Saving the model

Saving the model during the training process is done using the mx.do_checkpoint callback. A few important parameters are as follows:

prefix: This defines the prefix of the filenames to save the model
frequency: The frequency is measured in epochs to save checkpoints

Let's move back to the MNIST example we have been working on and adjust the mx.fit function to include mx.do_checkpoint:

mx.fit(nnet, mx.ADAM(), train_data_provider, eval_data = validation_data_provider, n_epoch = 50, callbacks = [mx.speedometer()]);

You can see that in the original version we have already configured the network to call the mx.speedometer callback.

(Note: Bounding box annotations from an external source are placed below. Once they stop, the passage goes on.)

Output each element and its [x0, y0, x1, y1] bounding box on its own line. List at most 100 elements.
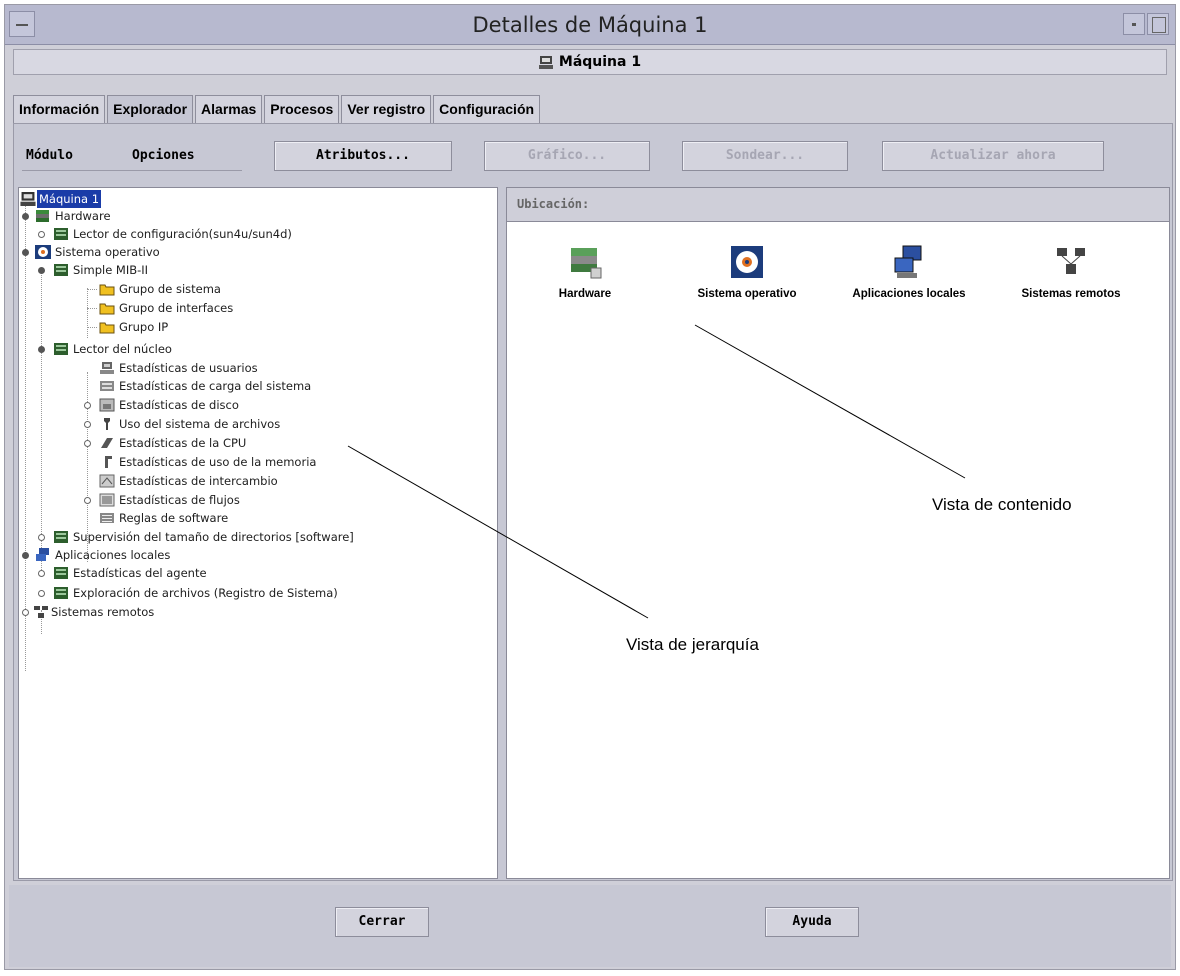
collapsed-node-icon[interactable] [84, 440, 91, 447]
tree-guide [41, 272, 42, 572]
help-button[interactable]: Ayuda [765, 907, 859, 937]
tree-guide [87, 327, 97, 328]
tree-item-label: Simple MIB-II [73, 263, 149, 277]
tree-item-label: Estadísticas de usuarios [119, 361, 258, 375]
location-bar: Ubicación: [507, 188, 1169, 222]
content-item-label: Hardware [558, 288, 612, 300]
expanded-node-icon[interactable] [38, 267, 45, 274]
software-rules-icon [100, 513, 114, 523]
expanded-node-icon[interactable] [22, 552, 29, 559]
collapsed-node-icon[interactable] [38, 231, 45, 238]
content-view-annotation: Vista de contenido [932, 495, 1072, 514]
disk-icon [99, 398, 115, 412]
tree-item-label: Sistemas remotos [51, 605, 155, 619]
content-view: Ubicación: Hardware Sistema operativo Ap… [506, 187, 1170, 879]
content-item-local-applications[interactable]: Aplicaciones locales [829, 244, 989, 300]
tree-guide [87, 288, 88, 338]
content-item-label: Aplicaciones locales [852, 288, 966, 300]
tab-alarmas[interactable]: Alarmas [195, 95, 263, 125]
remote-systems-icon [1057, 248, 1085, 274]
module-icon [54, 343, 68, 355]
module-menu[interactable]: Módulo [26, 148, 73, 163]
content-item-operating-system[interactable]: Sistema operativo [667, 244, 827, 300]
tree-item-label: Estadísticas de disco [119, 398, 239, 412]
module-icon [54, 567, 68, 579]
window-title: Detalles de Máquina 1 [472, 13, 708, 37]
tree-item-label: Hardware [55, 209, 111, 223]
tree-guide [87, 308, 97, 309]
tree-item-label: Sistema operativo [55, 245, 160, 259]
host-header: Máquina 1 [13, 49, 1167, 75]
tree-item-label: Estadísticas de carga del sistema [119, 379, 312, 393]
graph-button[interactable]: Gráfico... [484, 141, 650, 171]
attributes-button[interactable]: Atributos... [274, 141, 452, 171]
hierarchy-view-annotation: Vista de jerarquía [626, 635, 759, 654]
folder-icon [99, 322, 115, 334]
collapsed-node-icon[interactable] [38, 570, 45, 577]
minimize-button[interactable] [1123, 13, 1145, 35]
content-item-label: Sistemas remotos [1021, 288, 1121, 300]
tree-item-label: Lector de configuración(sun4u/sun4d) [73, 227, 292, 241]
host-name: Máquina 1 [558, 54, 642, 70]
location-label: Ubicación: [517, 197, 590, 211]
tree-guide [87, 289, 97, 290]
local-applications-icon [36, 548, 49, 561]
options-menu[interactable]: Opciones [132, 148, 195, 163]
probe-button[interactable]: Sondear... [682, 141, 848, 171]
tree-item-label: Lector del núcleo [73, 342, 172, 356]
expanded-node-icon[interactable] [22, 249, 29, 256]
hardware-icon [36, 210, 49, 222]
title-bar: Detalles de Máquina 1 [5, 5, 1175, 45]
memory-icon [105, 456, 112, 468]
tree-item-label: Estadísticas de uso de la memoria [119, 455, 317, 469]
tree-item-label: Estadísticas del agente [73, 566, 207, 580]
module-icon [54, 264, 68, 276]
tree-item-label: Supervisión del tamaño de directorios [s… [73, 530, 354, 544]
computer-icon [538, 55, 553, 69]
tree-item-label: Uso del sistema de archivos [119, 417, 281, 431]
close-button[interactable]: Cerrar [335, 907, 429, 937]
tree-item-label: Grupo IP [119, 320, 169, 334]
collapsed-node-icon[interactable] [84, 497, 91, 504]
system-load-icon [100, 381, 114, 391]
tab-informacion[interactable]: Información [13, 95, 106, 125]
content-item-label: Sistema operativo [697, 288, 797, 300]
module-icon [54, 228, 68, 240]
content-item-remote-systems[interactable]: Sistemas remotos [991, 244, 1151, 300]
tree-item-label: Estadísticas de intercambio [119, 474, 278, 488]
operating-system-icon [35, 245, 51, 259]
collapsed-node-icon[interactable] [38, 590, 45, 597]
refresh-now-button[interactable]: Actualizar ahora [882, 141, 1104, 171]
tab-ver-registro[interactable]: Ver registro [341, 95, 432, 125]
tree-item-label: Grupo de interfaces [119, 301, 234, 315]
tree-item-label: Exploración de archivos (Registro de Sis… [73, 586, 338, 600]
local-applications-icon [894, 245, 922, 278]
collapsed-node-icon[interactable] [38, 534, 45, 541]
folder-icon [99, 303, 115, 315]
maximize-button[interactable] [1147, 13, 1169, 35]
tree-item-label: Reglas de software [119, 511, 229, 525]
expanded-node-icon[interactable] [22, 213, 29, 220]
tree-guide [25, 206, 26, 671]
content-item-hardware[interactable]: Hardware [505, 244, 665, 300]
collapsed-node-icon[interactable] [22, 609, 29, 616]
menu-underline [22, 170, 242, 171]
operating-system-icon [731, 246, 763, 278]
computer-icon [20, 192, 36, 206]
tab-configuracion[interactable]: Configuración [433, 95, 541, 125]
tab-procesos[interactable]: Procesos [264, 95, 340, 125]
expanded-node-icon[interactable] [38, 346, 45, 353]
tree-item-label: Máquina 1 [37, 190, 102, 208]
cpu-icon [101, 438, 113, 448]
tree-item-label: Aplicaciones locales [55, 548, 171, 562]
module-icon [54, 531, 68, 543]
collapsed-node-icon[interactable] [84, 421, 91, 428]
swap-icon [99, 474, 115, 488]
dialog-footer: Cerrar Ayuda [9, 885, 1171, 967]
tree-item-label: Estadísticas de la CPU [119, 436, 247, 450]
tree-item-label: Estadísticas de flujos [119, 493, 240, 507]
hardware-icon [571, 248, 602, 279]
folder-icon [99, 284, 115, 296]
collapsed-node-icon[interactable] [84, 402, 91, 409]
streams-icon [99, 493, 115, 507]
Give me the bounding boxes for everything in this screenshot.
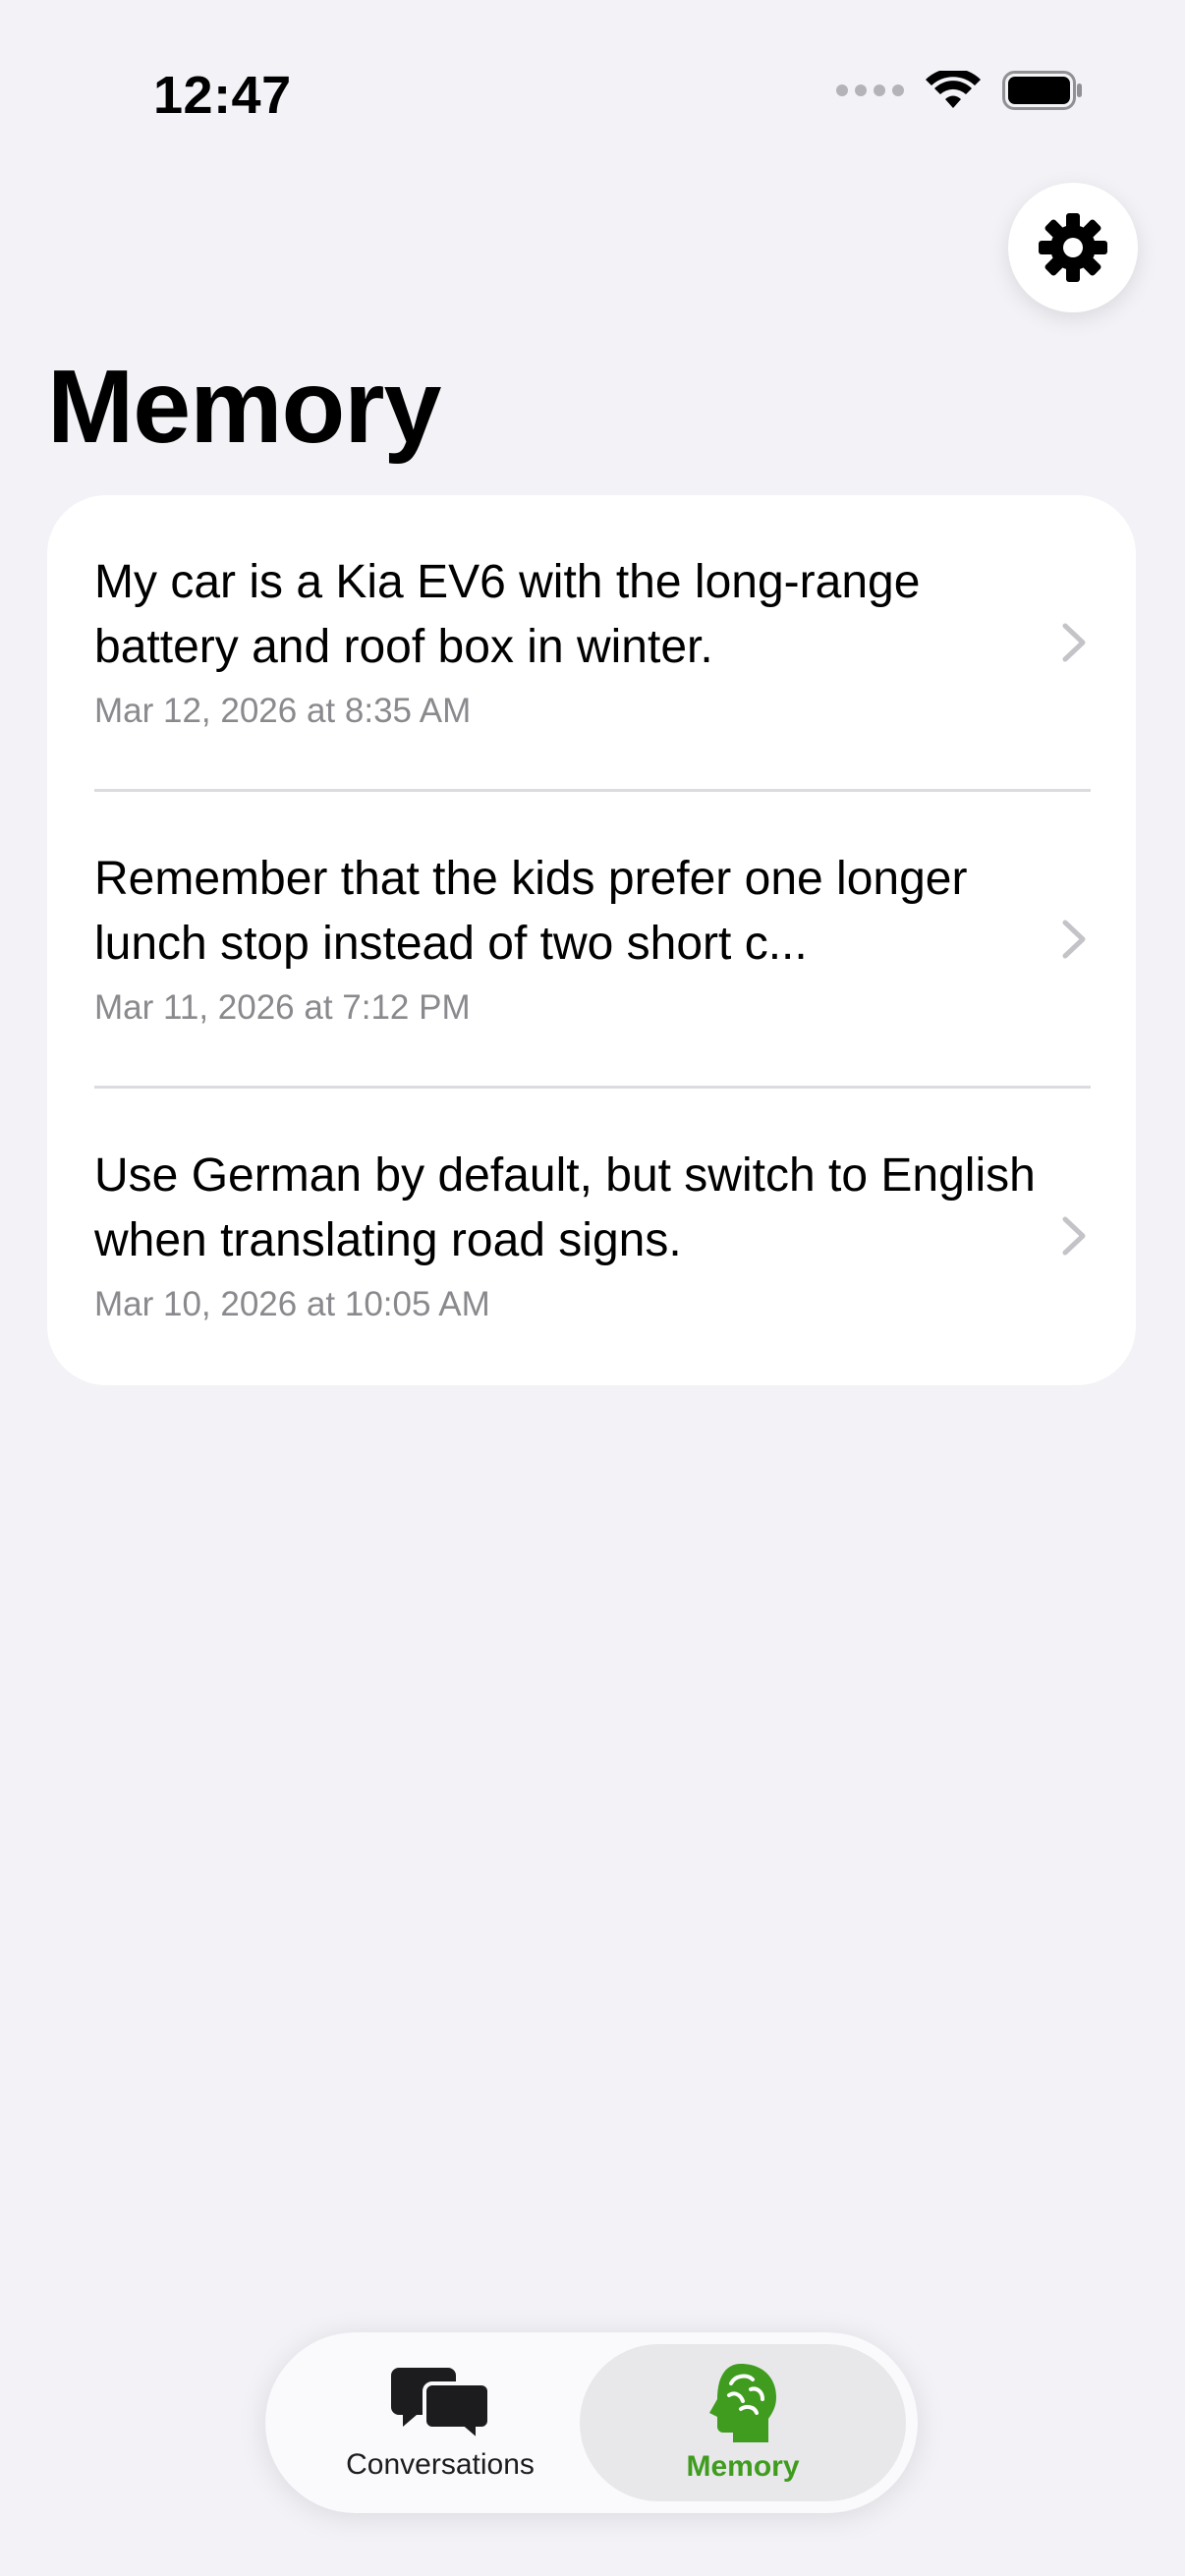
chat-bubbles-icon (391, 2368, 489, 2442)
battery-icon (1002, 71, 1082, 110)
memory-item[interactable]: Use German by default, but switch to Eng… (47, 1089, 1136, 1385)
memory-date: Mar 11, 2026 at 7:12 PM (94, 988, 471, 1027)
memory-item[interactable]: Remember that the kids prefer one longer… (47, 792, 1136, 1089)
memory-list: My car is a Kia EV6 with the long-range … (47, 495, 1136, 1385)
chevron-right-icon (1062, 920, 1086, 959)
screen: 12:47 Memory My car is a Kia EV6 with th… (0, 0, 1185, 2576)
memory-date: Mar 10, 2026 at 10:05 AM (94, 1285, 490, 1323)
wifi-icon (926, 71, 981, 108)
chevron-right-icon (1062, 1216, 1086, 1256)
tab-bar: Conversations Memory (265, 2332, 918, 2513)
cellular-signal-icon (836, 84, 904, 96)
memory-item[interactable]: My car is a Kia EV6 with the long-range … (47, 495, 1136, 792)
brain-head-icon (709, 2364, 776, 2442)
page-title: Memory (47, 349, 441, 465)
tab-memory[interactable]: Memory (580, 2344, 906, 2501)
tab-label: Conversations (346, 2448, 535, 2481)
status-time: 12:47 (153, 66, 292, 125)
gear-icon (1039, 213, 1107, 282)
memory-text: Use German by default, but switch to Eng… (94, 1149, 1036, 1266)
settings-button[interactable] (1008, 183, 1138, 312)
memory-date: Mar 12, 2026 at 8:35 AM (94, 692, 472, 730)
tab-label: Memory (686, 2450, 800, 2483)
tab-conversations[interactable]: Conversations (293, 2344, 588, 2501)
memory-text: Remember that the kids prefer one longer… (94, 853, 968, 970)
chevron-right-icon (1062, 623, 1086, 662)
memory-text: My car is a Kia EV6 with the long-range … (94, 556, 921, 673)
status-icons (836, 71, 1083, 110)
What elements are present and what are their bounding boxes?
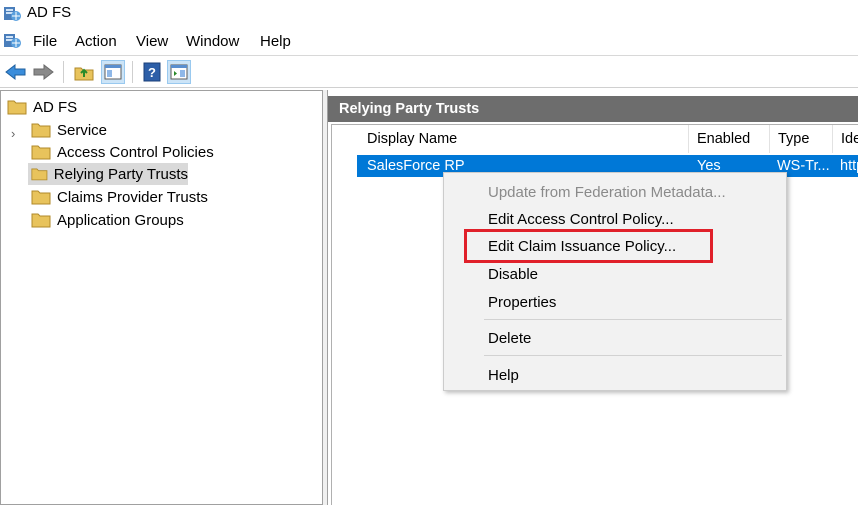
column-header-enabled[interactable]: Enabled xyxy=(689,125,770,153)
title-bar: AD FS xyxy=(0,0,858,28)
tree-item-label: Application Groups xyxy=(57,211,184,229)
menu-item-disable[interactable]: Disable xyxy=(488,266,538,283)
menu-bar: File Action View Window Help xyxy=(0,28,858,56)
tree-item-application-groups[interactable]: Application Groups xyxy=(31,209,184,231)
forward-button[interactable] xyxy=(31,60,55,84)
column-header-type[interactable]: Type xyxy=(770,125,833,153)
show-hide-tree-icon xyxy=(104,64,122,80)
menu-action[interactable]: Action xyxy=(73,33,119,50)
up-one-level-button[interactable] xyxy=(72,60,96,84)
column-header-display-name[interactable]: Display Name xyxy=(359,125,689,153)
tree-root-adfs[interactable]: AD FS xyxy=(7,96,77,118)
window-title: AD FS xyxy=(27,4,72,21)
action-pane-icon xyxy=(170,64,188,80)
svg-text:?: ? xyxy=(148,65,156,80)
column-header-identifier[interactable]: Ide xyxy=(833,125,858,153)
tree-item-label: Access Control Policies xyxy=(57,143,214,161)
forward-arrow-icon xyxy=(33,63,54,81)
folder-icon xyxy=(31,213,51,228)
tree-item-label: Claims Provider Trusts xyxy=(57,188,208,206)
tree-item-access-control-policies[interactable]: Access Control Policies xyxy=(31,141,214,163)
back-arrow-icon xyxy=(5,63,26,81)
folder-icon xyxy=(7,100,27,115)
help-button[interactable]: ? xyxy=(140,60,164,84)
folder-icon xyxy=(31,145,51,160)
menu-view[interactable]: View xyxy=(134,33,170,50)
folder-icon xyxy=(31,190,51,205)
adfs-app-icon xyxy=(4,7,21,21)
folder-icon xyxy=(31,168,48,181)
tree-item-service[interactable]: Service xyxy=(31,119,107,141)
chevron-right-icon[interactable]: › xyxy=(11,126,15,141)
results-pane-header: Relying Party Trusts xyxy=(328,96,858,122)
menu-item-edit-access-control-policy[interactable]: Edit Access Control Policy... xyxy=(488,211,674,228)
menu-separator xyxy=(484,355,782,356)
tree-root-label: AD FS xyxy=(33,98,78,116)
menu-item-update-from-federation-metadata[interactable]: Update from Federation Metadata... xyxy=(488,184,726,201)
context-menu: Update from Federation Metadata... Edit … xyxy=(443,172,787,391)
menu-separator xyxy=(484,319,782,320)
back-button[interactable] xyxy=(4,60,28,84)
cell-identifier: http xyxy=(840,158,858,174)
menu-item-delete[interactable]: Delete xyxy=(488,330,531,347)
up-folder-icon xyxy=(74,67,94,81)
folder-icon xyxy=(31,123,51,138)
tree-item-label: Relying Party Trusts xyxy=(53,165,188,183)
help-icon: ? xyxy=(143,62,161,82)
console-tree: AD FS › Service Access Control Policies … xyxy=(0,90,323,505)
menu-item-properties[interactable]: Properties xyxy=(488,294,556,311)
show-hide-console-tree-button[interactable] xyxy=(101,60,125,84)
menu-item-help[interactable]: Help xyxy=(488,367,519,384)
toolbar: ? xyxy=(0,56,858,88)
toolbar-separator xyxy=(132,61,133,83)
menu-file[interactable]: File xyxy=(31,33,59,50)
adfs-window-icon[interactable] xyxy=(2,31,22,51)
tree-item-claims-provider-trusts[interactable]: Claims Provider Trusts xyxy=(31,186,208,208)
menu-window[interactable]: Window xyxy=(184,33,241,50)
tree-item-relying-party-trusts[interactable]: Relying Party Trusts xyxy=(28,163,188,185)
annotation-highlight-box xyxy=(464,229,713,263)
toolbar-separator xyxy=(63,61,64,83)
menu-help[interactable]: Help xyxy=(258,33,293,50)
show-hide-action-pane-button[interactable] xyxy=(167,60,191,84)
tree-item-label: Service xyxy=(57,121,108,139)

The new version will include a call to mx.do_checkpoint to save the model on every 5^th epoch with a weights/mnist set as a prefix:

cp_prefix = "weights/mnist"
callbacks = [
    mx.speedometer(),
    mx.do_checkpoint(cp_prefix, frequency=5)
]

mx.fit(nnet, mx.ADAM(), train_data_provider, eval_data = validation_data_provider, n_epoch = 30, callbacks = callbacks);

This will also be reflected during the training process:

INFO: == Epoch 005/030 ==========
INFO: ## Training summary
INFO: accuracy = 0.9025
INFO: time = 1.9472 seconds
INFO: ## Validation summary
INFO: accuracy = 0.9135
INFO: Saved checkpoint to 'weights/mnist-0005.params'

The model architecture will be saved to mnist-symbol.json in the weights folder, while the weights will be saved to mnist-0005.params, mnist-0010.params, and mnist-0015.params, corresponding to the 5^th, 10^th, and 15^th epochs.